JPMorgan Chase & Co. recently reached a $166 million settlement with attorney generals from 47 states and the Consumer Financial Protection Bureau over claims involving debt-collection practices brought to light by Kyros Law whistleblower Linda Almonte. The biggest bank within the United States agreed to pay out hundreds of millions of dollars in fines, penalties and consumer restitution.

Chase agreed to a $166 million payout that includes a fine of $30 million to the Office of the Comptroller of Currency and $50 million to consumers.

The settlement against JPMorgan stemmed from a whistleblower action by former JPMorgan Chase & Co. assistant vice president Linda Almonte, represented by Kyros Law. Almonte outlined how the company misrepresented the value of many bad accounts it was trying to sell. She also claimed that judgments on many accounts were not fully documented, were “robo signed,” and that Chase lacked proof that the judgments actually existed.

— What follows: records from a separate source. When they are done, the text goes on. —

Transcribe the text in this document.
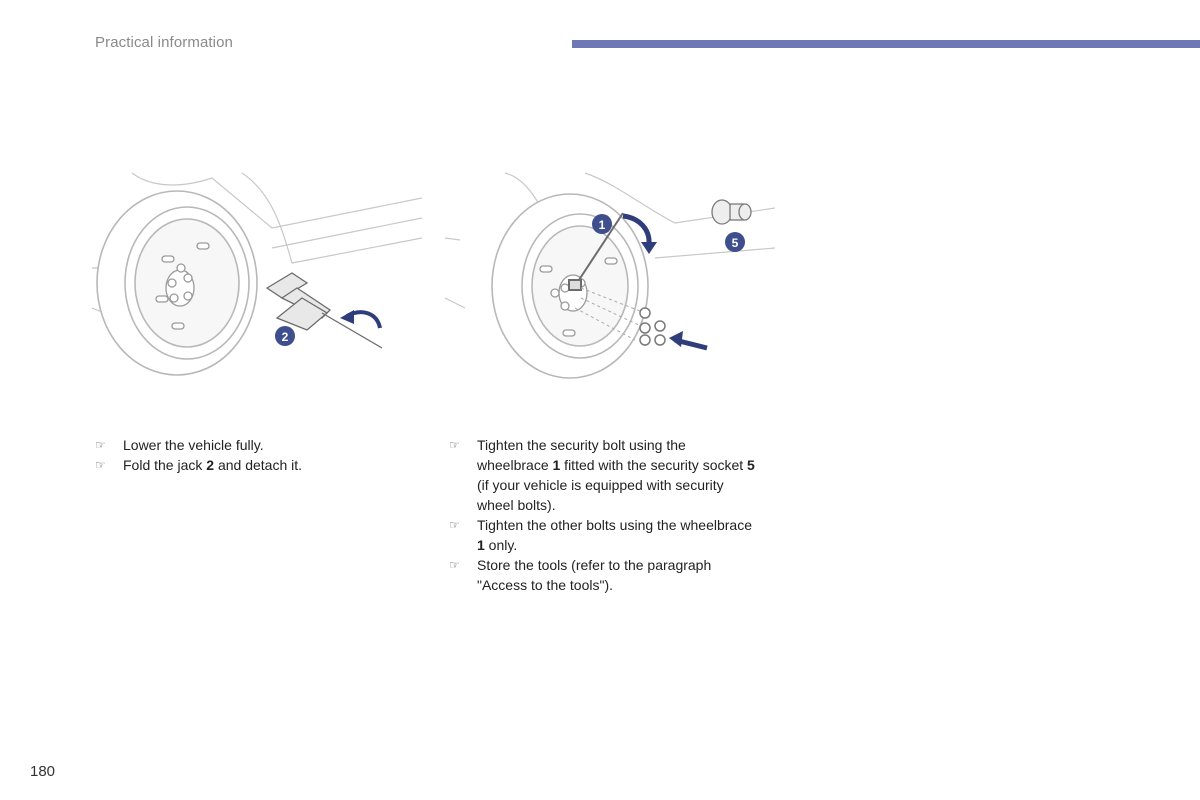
Practical information
2
1
5
☞ Lower the vehicle fully.
☞ Fold the jack 2 and detach it.
☞ Tighten the security bolt using the wheelbrace 1 fitted with the security socket 5 (if your vehicle is equipped with security wheel bolts).
☞ Tighten the other bolts using the wheelbrace 1 only.
☞ Store the tools (refer to the paragraph "Access to the tools").
180
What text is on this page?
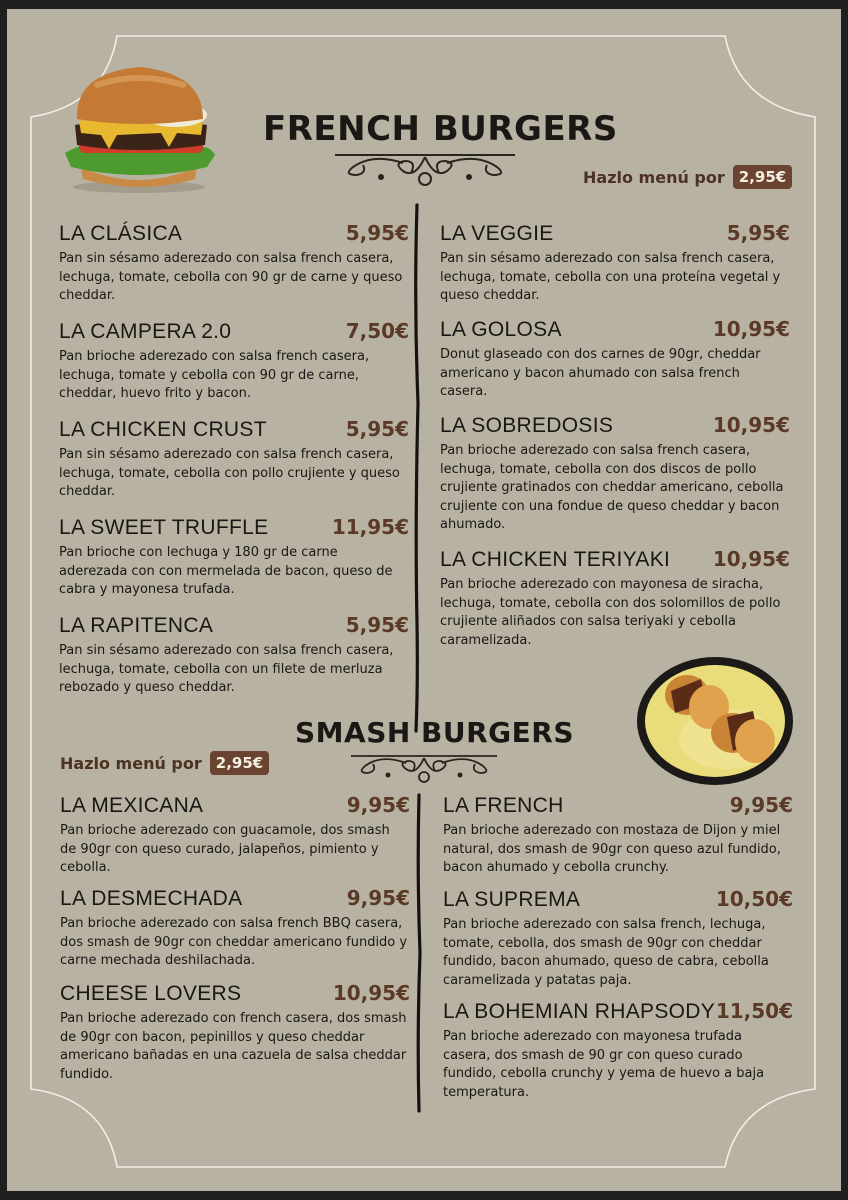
FRENCH BURGERS
Hazlo menú por 2,95€
LA CLÁSICA	5,95€
Pan sin sésamo aderezado con salsa french casera, lechuga, tomate, cebolla con 90 gr de carne y queso cheddar.
LA CAMPERA 2.0	7,50€
Pan brioche aderezado con salsa french casera, lechuga, tomate y cebolla con 90 gr de carne, cheddar, huevo frito y bacon.
LA CHICKEN CRUST	5,95€
Pan sin sésamo aderezado con salsa french casera, lechuga, tomate, cebolla con pollo crujiente y queso cheddar.
LA SWEET TRUFFLE	11,95€
Pan brioche con lechuga y 180 gr de carne aderezada con con mermelada de bacon, queso de cabra y mayonesa trufada.
LA RAPITENCA	5,95€
Pan sin sésamo aderezado con salsa french casera, lechuga, tomate, cebolla con un filete de merluza rebozado y queso cheddar.
LA VEGGIE	5,95€
Pan sin sésamo aderezado con salsa french casera, lechuga, tomate, cebolla con una proteína vegetal y queso cheddar.
LA GOLOSA	10,95€
Donut glaseado con dos carnes de 90gr, cheddar americano y bacon ahumado con salsa french casera.
LA SOBREDOSIS	10,95€
Pan brioche aderezado con salsa french casera, lechuga, tomate, cebolla con dos discos de pollo crujiente gratinados con cheddar americano, cebolla crujiente con una fondue de queso cheddar y bacon ahumado.
LA CHICKEN TERIYAKI 10,95€
Pan brioche aderezado con mayonesa de siracha, lechuga, tomate, cebolla con dos solomillos de pollo crujiente aliñados con salsa teriyaki y cebolla caramelizada.
SMASH BURGERS
Hazlo menú por 2,95€
LA MEXICANA	9,95€
Pan brioche aderezado con guacamole, dos smash de 90gr con queso curado, jalapeños, pimiento y cebolla.
LA DESMECHADA	9,95€
Pan brioche aderezado con salsa french BBQ casera, dos smash de 90gr con cheddar americano fundido y carne mechada deshilachada.
CHEESE LOVERS	10,95€
Pan brioche aderezado con french casera, dos smash de 90gr con bacon, pepinillos y queso cheddar americano bañadas en una cazuela de salsa cheddar fundido.
LA FRENCH	9,95€
Pan brioche aderezado con mostaza de Dijon y miel natural, dos smash de 90gr con queso azul fundido, bacon ahumado y cebolla crunchy.
LA SUPREMA	10,50€
Pan brioche aderezado con salsa french, lechuga, tomate, cebolla, dos smash de 90gr con cheddar fundido, bacon ahumado, queso de cabra, cebolla caramelizada y patatas paja.
LA BOHEMIAN RHAPSODY 11,50€
Pan brioche aderezado con mayonesa trufada casera, dos smash de 90 gr con queso curado fundido, cebolla crunchy y yema de huevo a baja temperatura.
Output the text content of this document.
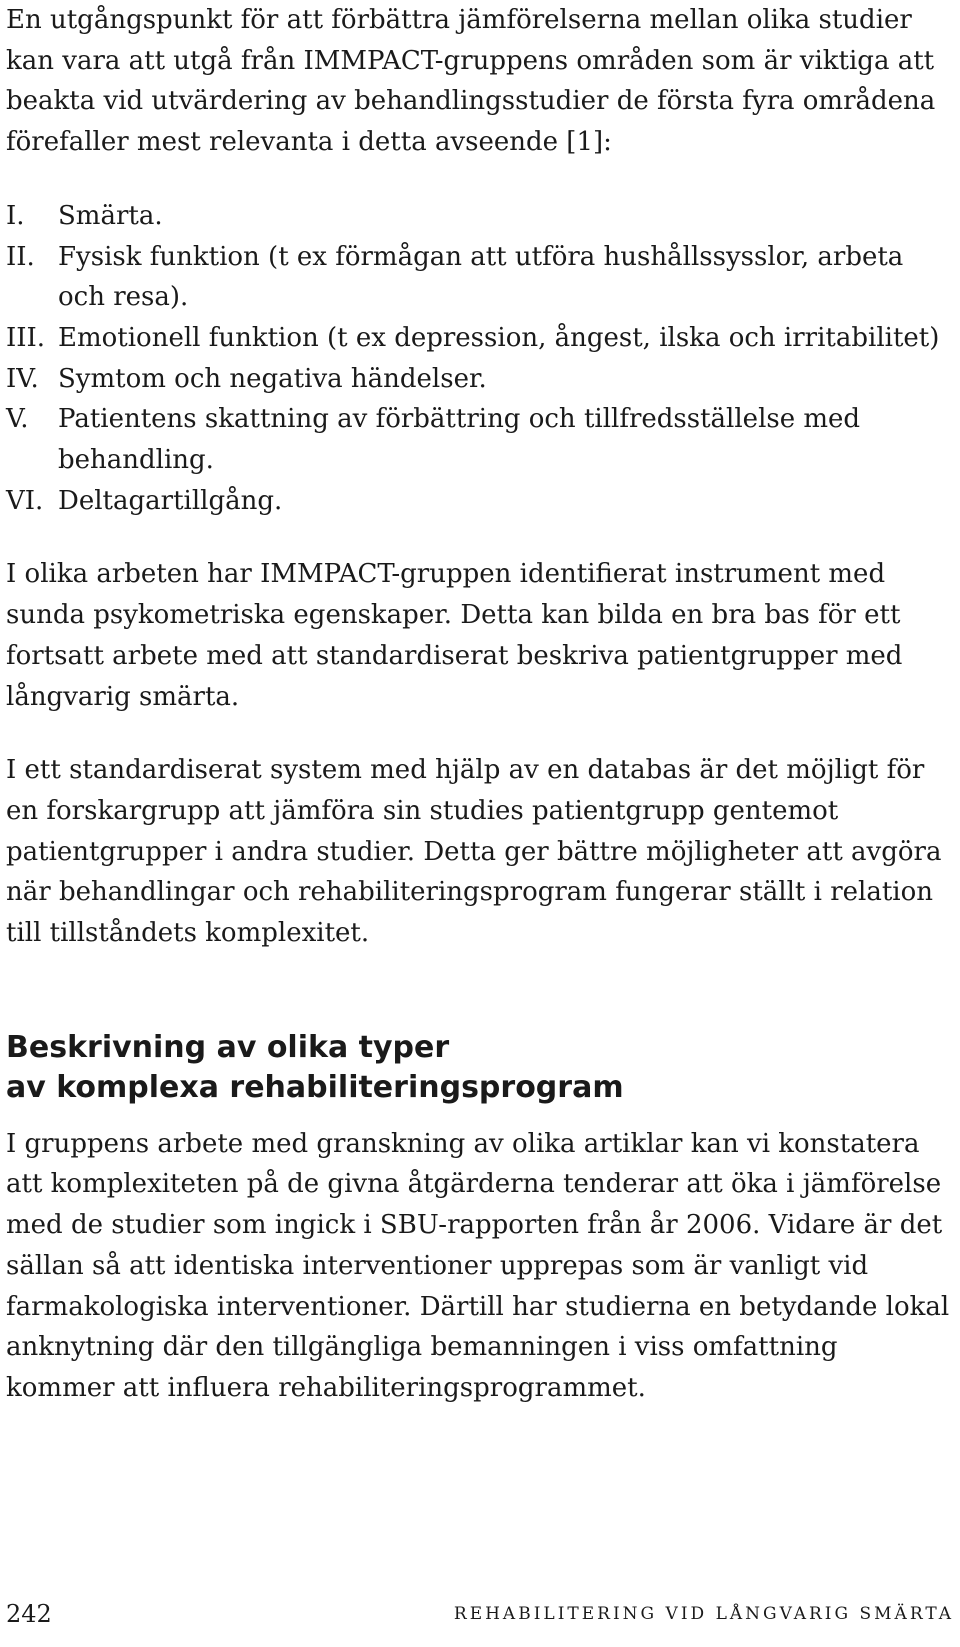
En utgångspunkt för att förbättra jämförelserna mellan olika studier kan vara att utgå från IMMPACT-gruppens områden som är viktiga att beakta vid utvärdering av behandlingsstudier de första fyra områdena förefaller mest relevanta i detta avseende [1]:

I.	Smärta.
II. Fysisk funktion (t ex förmågan att utföra hushållssysslor, arbeta och resa).
III. Emotionell funktion (t ex depression, ångest, ilska och irritabilitet)
IV. Symtom och negativa händelser.
V.	Patientens skattning av förbättring och tillfredsställelse med behandling.
VI. Deltagartillgång.

I olika arbeten har IMMPACT-gruppen identifierat instrument med sunda psykometriska egenskaper. Detta kan bilda en bra bas för ett fortsatt arbete med att standardiserat beskriva patientgrupper med långvarig smärta.

I ett standardiserat system med hjälp av en databas är det möjligt för en forskargrupp att jämföra sin studies patientgrupp gentemot patientgrupper i andra studier. Detta ger bättre möjligheter att avgöra när behandlingar och rehabiliteringsprogram fungerar ställt i relation till tillståndets komplexitet.

Beskrivning av olika typer
av komplexa rehabiliteringsprogram

I gruppens arbete med granskning av olika artiklar kan vi konstatera att komplexiteten på de givna åtgärderna tenderar att öka i jämförelse med de studier som ingick i SBU-rapporten från år 2006. Vidare är det sällan så att identiska interventioner upprepas som är vanligt vid farmakologiska interventioner. Därtill har studierna en betydande lokal anknytning där den tillgängliga bemanningen i viss omfattning kommer att influera rehabiliteringsprogrammet.

242	REHABILITERING VID LÅNGVARIG SMÄRTA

As a result of Almonte’s whistleblower action, the Office of the Comptroller of Currency found that Chase attached debt to the wrong consumers, continued adding interest and fees on charged off accounts while pursuing judgments, used “robo-signing” to issue documents that had deceptive information and pursued collection of discharged debts.

“In many cases, Chase stacked the deck against consumers by pursuing or unleashing collections cases where the listed debt was the wrong amount, tied to the wrong person or even discharged,” Texas Attorney General Ken Paxton, one of the participants of this settlement, said in a statement. “This settlement requires new safeguards to protect Chase consumers.”